Das rund zweieinhalbstündige Gespräch zwischen Blinken und Fidan fand unter Ausschluss der Öffentlichkeit statt. Aus türkischen Diplomatenkreisen hieß es im Anschluss, Fidan habe von Blinken eine „sofortige“ Feuerpause im Gazastreifen gefordert. Israel müsse daran gehindert werden, „Zivilisten ins Visier zu nehmen“ und Menschen innerhalb des palästinensischen Küstengebiets zu vertreiben, sagte der türkische Außenminister laut den Quellen. Im Hinblick darauf erklärte Blinken, Washington sei sich der „großen Besorgnis“ in der Türkei „über die schrecklichen Opfer“ im Gazastreifen bewusst.

Borrell bringt Rotes Kreuz ins Spiel

Der EU-Außenbeauftragte Josep Borrell schlug unterdessen einen vorübergehenden Stopp der israelischen Angriffe im Gazastreifen vor, wenn die Hamas im Gegenzug Vertretern des Internationalen Komitees vom Roten Kreuz (IKRK) Zugang zu den seit einem Monat im Gazastreifen festgehaltenen Geiseln gewährt. Ein solches Vorgehen könne „ein erster Schritt“ zur Freilassung der Geiseln sein, sagte Borrell am Montag vor EU-Diplomaten in Brüssel.
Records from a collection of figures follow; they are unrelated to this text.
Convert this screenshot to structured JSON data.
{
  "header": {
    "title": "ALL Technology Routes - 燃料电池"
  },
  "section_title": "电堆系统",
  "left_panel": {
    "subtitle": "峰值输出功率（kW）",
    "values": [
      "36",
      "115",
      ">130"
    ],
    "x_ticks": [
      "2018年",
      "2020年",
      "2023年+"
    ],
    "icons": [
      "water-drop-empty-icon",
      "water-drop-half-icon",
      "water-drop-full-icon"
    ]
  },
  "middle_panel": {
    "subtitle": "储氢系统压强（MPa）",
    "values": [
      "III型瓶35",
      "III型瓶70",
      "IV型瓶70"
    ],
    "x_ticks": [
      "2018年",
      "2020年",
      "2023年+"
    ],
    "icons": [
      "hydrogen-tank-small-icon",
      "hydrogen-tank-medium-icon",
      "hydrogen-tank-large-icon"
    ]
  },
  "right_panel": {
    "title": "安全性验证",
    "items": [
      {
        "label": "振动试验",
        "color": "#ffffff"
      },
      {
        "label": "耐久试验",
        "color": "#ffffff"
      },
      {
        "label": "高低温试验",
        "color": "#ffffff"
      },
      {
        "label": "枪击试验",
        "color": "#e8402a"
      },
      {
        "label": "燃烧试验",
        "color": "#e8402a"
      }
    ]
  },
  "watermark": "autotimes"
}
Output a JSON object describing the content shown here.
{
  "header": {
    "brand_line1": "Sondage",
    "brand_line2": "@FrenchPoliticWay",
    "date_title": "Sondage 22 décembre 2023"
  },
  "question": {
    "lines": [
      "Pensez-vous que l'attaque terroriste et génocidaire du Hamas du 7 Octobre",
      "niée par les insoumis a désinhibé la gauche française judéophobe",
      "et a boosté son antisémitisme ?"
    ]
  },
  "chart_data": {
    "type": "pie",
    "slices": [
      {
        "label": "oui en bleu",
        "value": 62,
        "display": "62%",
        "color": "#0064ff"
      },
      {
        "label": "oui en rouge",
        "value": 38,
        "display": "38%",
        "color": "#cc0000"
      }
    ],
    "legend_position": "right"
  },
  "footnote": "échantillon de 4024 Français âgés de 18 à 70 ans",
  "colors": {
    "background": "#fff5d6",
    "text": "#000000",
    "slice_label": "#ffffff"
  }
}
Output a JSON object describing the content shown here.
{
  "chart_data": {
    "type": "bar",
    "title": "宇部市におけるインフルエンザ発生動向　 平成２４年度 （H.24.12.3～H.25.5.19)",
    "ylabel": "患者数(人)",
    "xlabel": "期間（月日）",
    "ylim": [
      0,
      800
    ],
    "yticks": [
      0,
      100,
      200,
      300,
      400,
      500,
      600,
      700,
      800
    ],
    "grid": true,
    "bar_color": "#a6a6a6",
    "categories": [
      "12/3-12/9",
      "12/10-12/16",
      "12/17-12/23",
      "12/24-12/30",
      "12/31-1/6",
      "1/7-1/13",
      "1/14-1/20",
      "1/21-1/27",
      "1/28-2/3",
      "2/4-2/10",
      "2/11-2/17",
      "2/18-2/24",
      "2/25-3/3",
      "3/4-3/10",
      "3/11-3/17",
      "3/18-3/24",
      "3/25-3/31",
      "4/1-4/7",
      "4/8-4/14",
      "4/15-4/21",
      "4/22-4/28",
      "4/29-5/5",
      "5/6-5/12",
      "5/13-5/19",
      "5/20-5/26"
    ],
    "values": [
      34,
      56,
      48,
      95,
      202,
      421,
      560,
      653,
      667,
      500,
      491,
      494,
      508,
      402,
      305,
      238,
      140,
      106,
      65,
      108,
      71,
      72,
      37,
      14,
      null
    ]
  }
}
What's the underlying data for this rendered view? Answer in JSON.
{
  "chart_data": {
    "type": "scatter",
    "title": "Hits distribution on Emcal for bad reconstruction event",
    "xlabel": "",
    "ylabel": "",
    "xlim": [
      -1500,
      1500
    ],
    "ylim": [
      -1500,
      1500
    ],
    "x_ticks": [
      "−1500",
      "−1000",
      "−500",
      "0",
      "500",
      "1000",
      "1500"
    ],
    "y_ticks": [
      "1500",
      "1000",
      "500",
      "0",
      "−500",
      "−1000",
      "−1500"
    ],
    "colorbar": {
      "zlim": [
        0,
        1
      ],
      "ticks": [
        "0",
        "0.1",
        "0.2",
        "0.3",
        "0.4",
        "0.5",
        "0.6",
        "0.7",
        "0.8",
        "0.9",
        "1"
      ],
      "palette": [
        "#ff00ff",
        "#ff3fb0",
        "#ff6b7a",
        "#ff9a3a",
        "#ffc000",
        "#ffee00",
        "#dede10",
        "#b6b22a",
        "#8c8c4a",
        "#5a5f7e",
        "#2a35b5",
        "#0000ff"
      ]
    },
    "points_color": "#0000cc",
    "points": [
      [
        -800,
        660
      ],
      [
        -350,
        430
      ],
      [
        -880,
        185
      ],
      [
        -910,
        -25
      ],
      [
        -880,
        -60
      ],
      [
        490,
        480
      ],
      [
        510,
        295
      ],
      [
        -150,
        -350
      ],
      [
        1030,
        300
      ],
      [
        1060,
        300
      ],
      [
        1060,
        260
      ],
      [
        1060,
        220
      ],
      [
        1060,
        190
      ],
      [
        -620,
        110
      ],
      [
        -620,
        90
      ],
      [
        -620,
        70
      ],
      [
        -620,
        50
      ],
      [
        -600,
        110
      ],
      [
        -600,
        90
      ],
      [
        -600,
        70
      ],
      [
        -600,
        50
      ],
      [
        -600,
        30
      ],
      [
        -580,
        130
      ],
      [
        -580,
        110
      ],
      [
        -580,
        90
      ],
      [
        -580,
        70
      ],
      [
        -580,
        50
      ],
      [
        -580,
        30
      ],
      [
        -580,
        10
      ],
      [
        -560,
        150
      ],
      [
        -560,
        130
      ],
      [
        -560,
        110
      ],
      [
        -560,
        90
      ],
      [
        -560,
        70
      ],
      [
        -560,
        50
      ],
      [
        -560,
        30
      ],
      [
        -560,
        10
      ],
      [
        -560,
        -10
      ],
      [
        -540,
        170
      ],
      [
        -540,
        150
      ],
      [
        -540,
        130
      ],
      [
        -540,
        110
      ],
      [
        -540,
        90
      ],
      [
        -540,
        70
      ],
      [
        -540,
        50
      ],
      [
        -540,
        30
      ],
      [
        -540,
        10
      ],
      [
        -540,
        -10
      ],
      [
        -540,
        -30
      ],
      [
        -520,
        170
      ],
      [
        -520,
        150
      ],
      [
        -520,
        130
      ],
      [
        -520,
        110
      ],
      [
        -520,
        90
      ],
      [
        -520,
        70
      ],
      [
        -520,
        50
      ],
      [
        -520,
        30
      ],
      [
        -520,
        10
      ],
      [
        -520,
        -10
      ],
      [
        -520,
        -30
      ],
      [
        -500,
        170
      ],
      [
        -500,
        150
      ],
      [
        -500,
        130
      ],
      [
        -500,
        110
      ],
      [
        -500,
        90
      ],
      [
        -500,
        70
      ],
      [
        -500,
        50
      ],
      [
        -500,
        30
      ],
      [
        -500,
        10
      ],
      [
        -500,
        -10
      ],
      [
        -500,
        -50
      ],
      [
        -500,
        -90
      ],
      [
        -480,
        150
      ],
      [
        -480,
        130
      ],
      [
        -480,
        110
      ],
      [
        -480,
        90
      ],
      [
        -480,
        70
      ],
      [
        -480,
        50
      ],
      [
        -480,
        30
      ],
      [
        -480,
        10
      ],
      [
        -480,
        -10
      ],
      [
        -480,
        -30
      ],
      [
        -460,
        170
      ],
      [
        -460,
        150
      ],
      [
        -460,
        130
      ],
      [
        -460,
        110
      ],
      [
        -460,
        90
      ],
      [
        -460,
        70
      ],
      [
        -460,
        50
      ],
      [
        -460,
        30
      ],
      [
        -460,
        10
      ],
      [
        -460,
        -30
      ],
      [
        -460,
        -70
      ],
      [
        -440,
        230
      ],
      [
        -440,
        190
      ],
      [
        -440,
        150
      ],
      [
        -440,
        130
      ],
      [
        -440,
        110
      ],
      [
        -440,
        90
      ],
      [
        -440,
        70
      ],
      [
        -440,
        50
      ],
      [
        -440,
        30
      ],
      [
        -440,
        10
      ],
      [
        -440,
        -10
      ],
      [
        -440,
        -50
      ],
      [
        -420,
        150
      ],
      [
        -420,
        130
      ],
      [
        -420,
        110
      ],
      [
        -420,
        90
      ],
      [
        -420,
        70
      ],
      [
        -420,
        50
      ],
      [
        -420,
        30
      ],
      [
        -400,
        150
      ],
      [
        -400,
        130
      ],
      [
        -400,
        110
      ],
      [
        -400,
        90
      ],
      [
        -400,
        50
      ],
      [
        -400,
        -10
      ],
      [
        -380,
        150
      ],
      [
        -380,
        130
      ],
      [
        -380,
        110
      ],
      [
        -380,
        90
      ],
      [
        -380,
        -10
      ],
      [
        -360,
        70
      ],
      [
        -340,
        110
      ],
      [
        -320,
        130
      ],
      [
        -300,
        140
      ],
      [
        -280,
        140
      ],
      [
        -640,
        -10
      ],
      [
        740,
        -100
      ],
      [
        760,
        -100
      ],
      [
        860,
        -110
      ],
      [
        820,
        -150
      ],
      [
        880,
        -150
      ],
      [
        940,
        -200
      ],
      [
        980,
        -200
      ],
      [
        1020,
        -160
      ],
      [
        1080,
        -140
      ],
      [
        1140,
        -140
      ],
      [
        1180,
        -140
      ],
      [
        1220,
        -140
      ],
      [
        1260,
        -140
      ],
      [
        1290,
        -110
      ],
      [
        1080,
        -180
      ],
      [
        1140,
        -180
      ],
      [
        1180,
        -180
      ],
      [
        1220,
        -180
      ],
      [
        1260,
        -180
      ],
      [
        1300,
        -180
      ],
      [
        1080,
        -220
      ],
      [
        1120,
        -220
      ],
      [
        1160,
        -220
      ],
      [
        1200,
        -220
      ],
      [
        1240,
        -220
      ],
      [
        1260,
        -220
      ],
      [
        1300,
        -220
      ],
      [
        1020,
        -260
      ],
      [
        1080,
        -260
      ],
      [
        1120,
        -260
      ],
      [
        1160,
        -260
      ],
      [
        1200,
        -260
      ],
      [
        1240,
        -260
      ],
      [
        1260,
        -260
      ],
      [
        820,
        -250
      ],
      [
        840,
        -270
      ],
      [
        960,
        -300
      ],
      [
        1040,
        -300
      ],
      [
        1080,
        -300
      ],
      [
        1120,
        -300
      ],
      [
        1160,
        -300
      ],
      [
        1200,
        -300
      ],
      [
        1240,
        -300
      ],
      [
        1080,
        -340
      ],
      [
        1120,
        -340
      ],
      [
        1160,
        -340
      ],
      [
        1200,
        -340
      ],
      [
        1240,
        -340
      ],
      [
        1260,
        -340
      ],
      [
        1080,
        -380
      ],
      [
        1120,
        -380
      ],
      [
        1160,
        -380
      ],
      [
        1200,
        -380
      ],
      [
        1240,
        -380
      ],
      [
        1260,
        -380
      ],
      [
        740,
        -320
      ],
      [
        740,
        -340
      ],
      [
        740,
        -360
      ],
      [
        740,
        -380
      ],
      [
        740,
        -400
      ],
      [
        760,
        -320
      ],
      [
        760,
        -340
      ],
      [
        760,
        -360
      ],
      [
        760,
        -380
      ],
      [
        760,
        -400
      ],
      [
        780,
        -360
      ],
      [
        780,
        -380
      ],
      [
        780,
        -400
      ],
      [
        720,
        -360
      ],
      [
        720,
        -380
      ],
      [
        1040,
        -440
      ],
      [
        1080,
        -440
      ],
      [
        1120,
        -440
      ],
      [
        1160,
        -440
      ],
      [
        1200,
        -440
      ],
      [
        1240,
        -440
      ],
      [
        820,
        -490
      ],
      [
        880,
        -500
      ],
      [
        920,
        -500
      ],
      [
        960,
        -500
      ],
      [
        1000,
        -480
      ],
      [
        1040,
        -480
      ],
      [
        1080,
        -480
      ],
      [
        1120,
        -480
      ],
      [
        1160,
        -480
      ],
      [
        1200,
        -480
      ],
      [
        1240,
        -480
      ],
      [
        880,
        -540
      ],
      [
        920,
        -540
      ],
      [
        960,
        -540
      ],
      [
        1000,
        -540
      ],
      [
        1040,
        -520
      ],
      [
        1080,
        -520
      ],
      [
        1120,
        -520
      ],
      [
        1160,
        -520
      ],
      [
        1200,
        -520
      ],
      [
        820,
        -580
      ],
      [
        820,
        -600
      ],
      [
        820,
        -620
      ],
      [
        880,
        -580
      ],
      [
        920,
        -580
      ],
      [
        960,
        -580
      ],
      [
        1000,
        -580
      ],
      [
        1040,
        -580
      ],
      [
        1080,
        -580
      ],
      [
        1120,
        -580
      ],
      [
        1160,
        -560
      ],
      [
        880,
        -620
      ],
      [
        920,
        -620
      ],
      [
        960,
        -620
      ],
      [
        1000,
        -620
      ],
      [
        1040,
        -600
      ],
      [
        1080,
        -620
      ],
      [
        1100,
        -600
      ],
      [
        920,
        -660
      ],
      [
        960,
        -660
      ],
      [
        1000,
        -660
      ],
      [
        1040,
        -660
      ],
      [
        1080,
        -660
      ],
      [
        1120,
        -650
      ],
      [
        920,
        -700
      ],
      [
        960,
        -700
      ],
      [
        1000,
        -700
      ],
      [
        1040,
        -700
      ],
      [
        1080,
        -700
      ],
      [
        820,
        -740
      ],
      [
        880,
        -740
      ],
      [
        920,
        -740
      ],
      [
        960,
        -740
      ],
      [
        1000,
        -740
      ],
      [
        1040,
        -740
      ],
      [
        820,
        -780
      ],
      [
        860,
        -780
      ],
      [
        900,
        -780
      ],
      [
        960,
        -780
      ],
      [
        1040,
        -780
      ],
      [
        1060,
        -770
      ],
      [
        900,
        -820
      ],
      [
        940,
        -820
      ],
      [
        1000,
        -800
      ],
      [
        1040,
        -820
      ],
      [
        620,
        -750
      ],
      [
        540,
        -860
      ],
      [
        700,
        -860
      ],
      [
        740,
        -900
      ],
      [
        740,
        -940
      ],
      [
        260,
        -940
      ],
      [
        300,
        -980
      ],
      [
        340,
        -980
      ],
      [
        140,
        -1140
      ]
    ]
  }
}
„Wir müssen sicherstellen, dass die Gewalt zurückgeht und internationales humanitäres Recht geachtet wird“, so Borrell. Es gebe „keine militärische Lösung für den Konflikt“. Der EU-Außenbeauftragte warnte, eine „Überreaktion“ Israels in seinem Vorgehen gegen die Hamas könne letztlich dazu führen, dass das Land „die Unterstützung der internationalen Gemeinschaft verliert“. Der Hamas-Angriff auf Israel vor einem Monat sei „ein Wendepunkt in der Geschichte“ und werde die Zukunft der Region auf Jahrzehnte beeinflussen.